From a methodological standpoint, there’s no question we’d be much better off focusing on symptoms rather than classifications. If you want to understand the many different factors that contribute to bipolar disorder or schizophrenia, you shouldn’t start from the diagnosis and work backwards; you should start by asking what symptom constellations are associated with specific mechanisms. And those symptoms may well be present (to varying extents) both in people with and without the disorder in question. That’s precisely the motivation behind the current “endophenotype” movement, where the rationale is that you’re better off trying to figure out what biological and (eventually) behavioral changes a given genetic polymorphism is associated with, and then using that information to reshape taxonomies of mental health disorders, than trying to go directly from diagnosis to genetic mechanisms.

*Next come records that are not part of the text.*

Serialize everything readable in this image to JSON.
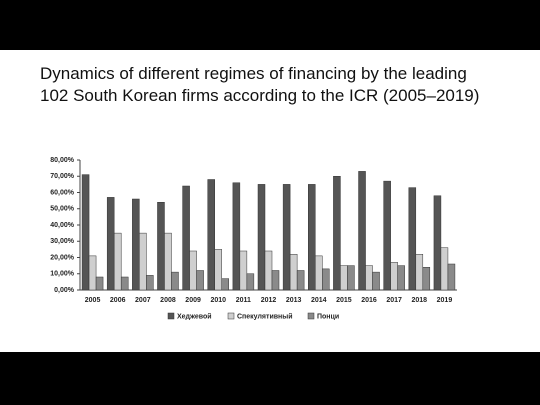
{
  "chart_data": {
    "type": "bar",
    "title": "Dynamics of different regimes of financing by the leading 102 South Korean firms according to the ICR (2005–2019)",
    "categories": [
      "2005",
      "2006",
      "2007",
      "2008",
      "2009",
      "2010",
      "2011",
      "2012",
      "2013",
      "2014",
      "2015",
      "2016",
      "2017",
      "2018",
      "2019"
    ],
    "series": [
      {
        "name": "Хеджевой",
        "color": "#555555",
        "values": [
          71,
          57,
          56,
          54,
          64,
          68,
          66,
          65,
          65,
          65,
          70,
          73,
          67,
          63,
          58
        ]
      },
      {
        "name": "Спекулятивный",
        "color": "#cfcfcf",
        "values": [
          21,
          35,
          35,
          35,
          24,
          25,
          24,
          24,
          22,
          21,
          15,
          15,
          17,
          22,
          26
        ]
      },
      {
        "name": "Понци",
        "color": "#8a8a8a",
        "values": [
          8,
          8,
          9,
          11,
          12,
          7,
          10,
          12,
          12,
          13,
          15,
          11,
          15,
          14,
          16
        ]
      }
    ],
    "ylim": [
      0,
      80
    ],
    "yticks": [
      {
        "value": 0,
        "label": "0,00%"
      },
      {
        "value": 10,
        "label": "10,00%"
      },
      {
        "value": 20,
        "label": "20,00%"
      },
      {
        "value": 30,
        "label": "30,00%"
      },
      {
        "value": 40,
        "label": "40,00%"
      },
      {
        "value": 50,
        "label": "50,00%"
      },
      {
        "value": 60,
        "label": "60,00%"
      },
      {
        "value": 70,
        "label": "70,00%"
      },
      {
        "value": 80,
        "label": "80,00%"
      }
    ]
  }
}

Of course, it’s easy to talk about the problems associated with the way psychiatric diagnoses are applied, and not so easy to fix them. Part of the problem is that, while researchers in the lab have the luxury of using large samples that are defined on the basis of symptomatology rather than classification (a luxury that, as the Neuroskeptic and others have astutely observed, many researchers fail to take advantage of), clinicians generally don’t. When you see a patient come in complain of dsyphoria and mood swings, it’s not particularly useful to say “you seem to be in the 96th percentile for negative affect, and have unusual trouble controlling your mood; let’s study this some more, mmmkay?” What you need is some systematic way of going from symptoms to treatment, and the DSM-IV offers a relatively straightforward (though wildly imperfect) way to do that. And then too, the reality is that most clinicians (at least, the ones I’ve talked to) don’t just rely on some algorithmic scheme for picking out drugs; they instead rely on a mix of professional guidelines, implicit theories, and (occasionally) scientific literature when making decisions about what types of symptom constellations have, in their experience, benefited more or less from specific drugs. The problem is that those decisions often fail to achieve their intended goal, and so you end up with a process of trial-and-error, where most patients might try half a dozen medications before they find one that works (if they’re lucky). But that only takes us back to why it’s actually a good thing that we have so many more medications in 2009 than 1959, even if they’re not necessary individually more effective. So, yes, psychiatric research has some major failings compared to other areas of biomedical research–though I do think that’s partly (though certainly not entirely) because the problems are harder. But I don’t think it’s fair to suggest we haven’t made any solid advances in the treatment or understanding of psychiatric disorders in the last half-century. We have; it’s just that we could do much better.